Along with training and advising pilots, the 538th in Kabul trains and advises airdrop specialists on both the C-208 and C-130. USAF CMSgt. Bill Wunderlin, the senior noncommissioned officer in the squadron, said airmen he works with on both aircraft have proved “to be very competent, and proficient at what they do.”
USAF advisors work with Afghan loadmasters on understanding different mission sets, and they “know the jobs in the back of the airplane,” from loading ammunition and people to strapping down helicopters. “They handle that mission very well,” Wunderlin said.
Shanah Ba Shanah
The US Air Force security forces and the Afghan National Army battalion they advise in Kabul have a slogan in Pashto, “Shanah ba shanah”—shoulder by shoulder.
The phrase is meant to encapsulate how the Americans work with the Afghans they advise, working daily on training exercises and conducting them side by side. The advisors and ANA soldiers constantly repeat the slogan, both as a way to break a silence due to language difficulties and a way to ensure they are on the same page in training.
On a recent afternoon at Karzai Airport, the slogan was on display as six ANA soldiers and their commanders walked alongside USAF security forces airmen, demonstrating how to track and take out an active shooter.
Two ANA soldiers ushered fire teams through an abandoned barracks building as USAF TSgt. James Guthrie, a security forces advisor with the 438th Air Expeditionary Wing TAAC–Air walked behind, offering tips but mostly assessing the progress made by the soldiers in the 10-day program.
“Some of them have been playing this game for quite some time,” said Capt. Dayne Foote, the chief of security forces and lead security forces advisor with the 438th AEW. “They really are very, very good.”
The inside-threat program, for example, includes about four hours of training and exercises every day. By the end, some of the more experienced Afghans are able to help train some of the others.
On the first day of Ramadan, the team of Afghan soldiers seemed tired due to fasting, but nonetheless quickly removed the simulated threats from the building.

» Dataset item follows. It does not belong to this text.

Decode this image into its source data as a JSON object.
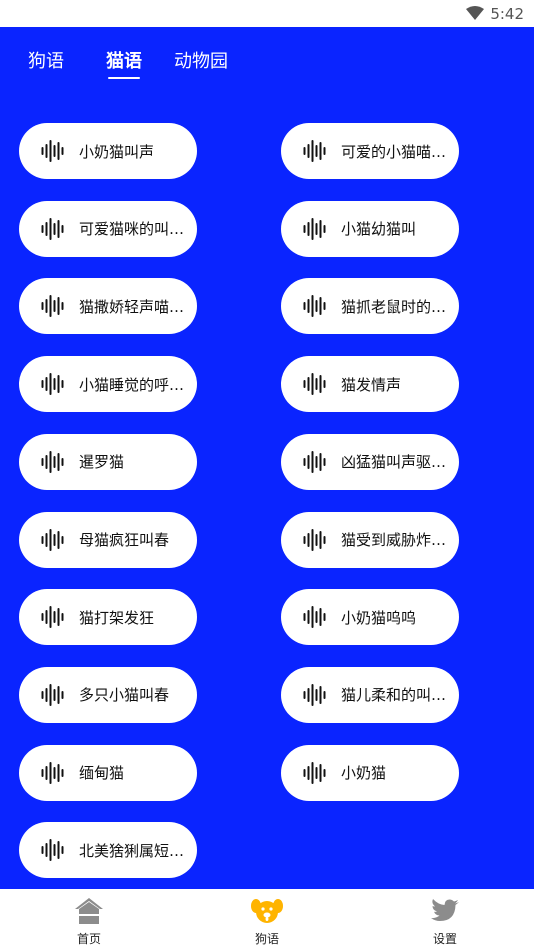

The kandak—Pashto for a battalion—at this Kabul base includes about 450 soldiers, noncommissioned officers, and officers tasked with protecting the Afghan Air Force wing attached to the airport. The small group of USAF security forces personnel work daily to advise the Afghans on air base protection, along with tasks such as quick reaction force response and active shooter threats.
While the USAF advisors are experts at air base defense, some Afghan personnel are teaching the airmen lessons in return. For example, the kandak commander, a colonel whose service stretches back to when the Russian military was in Afghanistan, gives USAF personnel a different outlook on how to operate in the country, Foote said.
“What works with us is not always going to work with Afghanistan,” Foote said. “They are two very different countries, two very different cultures. We want to make sure what we do is sustainable for them.”
There’s still a long way to go to build the Afghan military’s proficiency and professionalism, but overall the desire is there.
“On a personal level, bottom line, they just want a better life,” Stubbs said. “They want to be able to take care of their families and have a country where they don’t have to … worry about stepping on a mine or an IED [improvised explosive device]. … We don’t want terrorism here; they don’t want it either. They don’t want ISIS.
They don’t want the Taliban. They want a peaceful life.”